Gravitational wave observations have a high potential to probe cosmology.
Several processes operating in the early universe can act as sources of a stochastic gravitational wave background. Because of the weakness of the gravitational interaction, a stochastic gravitational wave background of cosmological origin forms a fossil radiation that in its amplitude, spectral shape and frequency range contains information on the nature of the source that generated it. The detection of this fossil background would have a profound impact on our knowledge of the early universe, possibly similar to the impact that the measurement of the Cosmic Microwave Background and of its temperature fluctuations had in the last decades.
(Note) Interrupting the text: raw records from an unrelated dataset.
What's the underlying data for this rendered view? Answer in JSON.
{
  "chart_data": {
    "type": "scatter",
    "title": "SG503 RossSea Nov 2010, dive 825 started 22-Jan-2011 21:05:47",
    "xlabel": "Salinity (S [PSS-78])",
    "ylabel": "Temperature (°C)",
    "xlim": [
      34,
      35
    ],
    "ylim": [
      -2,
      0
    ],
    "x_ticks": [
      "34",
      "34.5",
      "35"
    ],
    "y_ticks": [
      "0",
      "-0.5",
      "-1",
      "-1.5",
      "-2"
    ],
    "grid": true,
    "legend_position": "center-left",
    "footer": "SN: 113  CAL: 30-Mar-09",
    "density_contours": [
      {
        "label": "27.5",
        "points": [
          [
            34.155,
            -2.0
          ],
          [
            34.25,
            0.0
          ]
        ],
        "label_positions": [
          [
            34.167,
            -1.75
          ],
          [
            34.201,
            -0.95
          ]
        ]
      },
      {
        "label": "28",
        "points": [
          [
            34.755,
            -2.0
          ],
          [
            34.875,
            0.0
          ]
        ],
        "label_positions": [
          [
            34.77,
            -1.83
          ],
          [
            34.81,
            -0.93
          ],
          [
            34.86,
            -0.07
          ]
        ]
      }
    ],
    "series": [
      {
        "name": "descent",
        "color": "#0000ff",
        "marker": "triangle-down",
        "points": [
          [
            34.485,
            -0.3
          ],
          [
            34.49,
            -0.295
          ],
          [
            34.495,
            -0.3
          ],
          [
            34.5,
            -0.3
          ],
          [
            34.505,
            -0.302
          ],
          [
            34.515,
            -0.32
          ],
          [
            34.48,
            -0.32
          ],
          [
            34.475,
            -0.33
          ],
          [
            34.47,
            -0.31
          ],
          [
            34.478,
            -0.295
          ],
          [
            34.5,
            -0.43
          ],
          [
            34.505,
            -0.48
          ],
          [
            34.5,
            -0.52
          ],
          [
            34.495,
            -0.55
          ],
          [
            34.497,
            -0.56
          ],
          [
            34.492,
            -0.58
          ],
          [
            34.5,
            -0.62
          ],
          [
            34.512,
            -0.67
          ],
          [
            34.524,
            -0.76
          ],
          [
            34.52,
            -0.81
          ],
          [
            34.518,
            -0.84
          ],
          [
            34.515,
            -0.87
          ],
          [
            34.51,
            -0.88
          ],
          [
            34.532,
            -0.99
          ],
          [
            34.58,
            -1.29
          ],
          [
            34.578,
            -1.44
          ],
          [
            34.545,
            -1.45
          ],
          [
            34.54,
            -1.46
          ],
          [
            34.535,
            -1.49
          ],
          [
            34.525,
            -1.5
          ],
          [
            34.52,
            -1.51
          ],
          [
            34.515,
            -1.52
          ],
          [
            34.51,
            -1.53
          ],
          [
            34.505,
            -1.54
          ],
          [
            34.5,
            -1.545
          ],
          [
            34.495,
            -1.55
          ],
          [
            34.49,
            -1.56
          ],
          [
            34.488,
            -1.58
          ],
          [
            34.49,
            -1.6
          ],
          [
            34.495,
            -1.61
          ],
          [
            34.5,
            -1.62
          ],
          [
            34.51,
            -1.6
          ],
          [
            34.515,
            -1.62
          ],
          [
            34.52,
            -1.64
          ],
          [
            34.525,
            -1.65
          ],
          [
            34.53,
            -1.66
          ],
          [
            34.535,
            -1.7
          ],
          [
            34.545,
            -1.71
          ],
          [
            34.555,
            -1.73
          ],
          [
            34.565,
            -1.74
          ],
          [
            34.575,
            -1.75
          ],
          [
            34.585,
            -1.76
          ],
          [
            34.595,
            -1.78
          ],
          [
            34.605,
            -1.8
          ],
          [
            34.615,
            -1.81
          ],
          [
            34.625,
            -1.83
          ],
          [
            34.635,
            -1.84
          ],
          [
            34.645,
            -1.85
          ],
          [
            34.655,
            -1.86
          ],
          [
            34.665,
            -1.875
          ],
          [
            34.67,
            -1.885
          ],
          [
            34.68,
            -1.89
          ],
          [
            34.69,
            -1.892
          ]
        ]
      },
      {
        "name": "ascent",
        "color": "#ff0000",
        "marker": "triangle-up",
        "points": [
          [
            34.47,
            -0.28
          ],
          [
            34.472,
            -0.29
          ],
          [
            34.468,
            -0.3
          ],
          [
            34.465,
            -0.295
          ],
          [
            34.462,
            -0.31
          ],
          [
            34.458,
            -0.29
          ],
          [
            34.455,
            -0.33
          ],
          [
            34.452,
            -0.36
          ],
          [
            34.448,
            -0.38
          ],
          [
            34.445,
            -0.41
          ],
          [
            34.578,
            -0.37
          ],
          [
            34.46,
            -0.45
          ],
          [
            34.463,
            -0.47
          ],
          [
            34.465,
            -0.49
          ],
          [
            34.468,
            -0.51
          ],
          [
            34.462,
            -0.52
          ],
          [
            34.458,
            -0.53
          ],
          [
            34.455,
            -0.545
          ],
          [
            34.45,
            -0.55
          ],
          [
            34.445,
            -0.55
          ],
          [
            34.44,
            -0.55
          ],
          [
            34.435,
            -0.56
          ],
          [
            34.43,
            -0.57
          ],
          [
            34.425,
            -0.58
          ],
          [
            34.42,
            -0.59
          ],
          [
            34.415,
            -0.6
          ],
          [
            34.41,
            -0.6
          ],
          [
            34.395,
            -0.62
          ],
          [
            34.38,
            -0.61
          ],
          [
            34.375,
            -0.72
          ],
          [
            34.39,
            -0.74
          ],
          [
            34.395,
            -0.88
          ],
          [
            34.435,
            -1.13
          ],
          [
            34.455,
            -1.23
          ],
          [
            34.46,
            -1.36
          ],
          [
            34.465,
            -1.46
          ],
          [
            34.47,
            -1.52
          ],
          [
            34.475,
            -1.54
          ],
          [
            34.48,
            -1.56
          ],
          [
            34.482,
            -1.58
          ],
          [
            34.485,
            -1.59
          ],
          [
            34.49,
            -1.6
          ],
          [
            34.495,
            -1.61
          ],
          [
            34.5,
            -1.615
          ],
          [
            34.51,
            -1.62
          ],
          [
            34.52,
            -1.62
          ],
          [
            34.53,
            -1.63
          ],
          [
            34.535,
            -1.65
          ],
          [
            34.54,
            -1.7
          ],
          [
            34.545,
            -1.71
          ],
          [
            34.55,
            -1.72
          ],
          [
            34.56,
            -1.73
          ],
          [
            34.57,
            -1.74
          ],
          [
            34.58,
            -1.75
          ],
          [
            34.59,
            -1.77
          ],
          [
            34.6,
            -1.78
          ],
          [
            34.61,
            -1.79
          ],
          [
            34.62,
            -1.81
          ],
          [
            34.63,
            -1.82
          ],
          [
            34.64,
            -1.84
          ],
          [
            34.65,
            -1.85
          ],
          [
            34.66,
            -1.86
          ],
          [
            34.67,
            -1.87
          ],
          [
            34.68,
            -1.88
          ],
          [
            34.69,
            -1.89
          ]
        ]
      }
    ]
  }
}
By means of LISA we will be able to probe the characteristics of the particle physics model underlying the universe up to scales higher than those presently reached at the LHC. For instance, the shape of the stochastic background can unveil the nature of the electroweak sector, test the occurrence of high energy phase transitions and the formation of topological defects, and provide new information on the theory of inflation. Gravitational wave sources such as binaries inspirals can be used as standard sirens (the gravitational wave analogue of standard candles) to measure the rate of expansion of the universe and the equation of state of dark energy. The gravitational wave emission from compact binaries and the propagation of the waves through the perturbed universe can test gravitational theories beyond General Relativity.
The primary task of the Cosmology Working Group is to precisely assess the potential of the LISA mission to probe cosmology. It is also a task of the group to identify and discuss research topics that are in a broad sense relevant in the context of gravitational wave science and its connection to cosmology.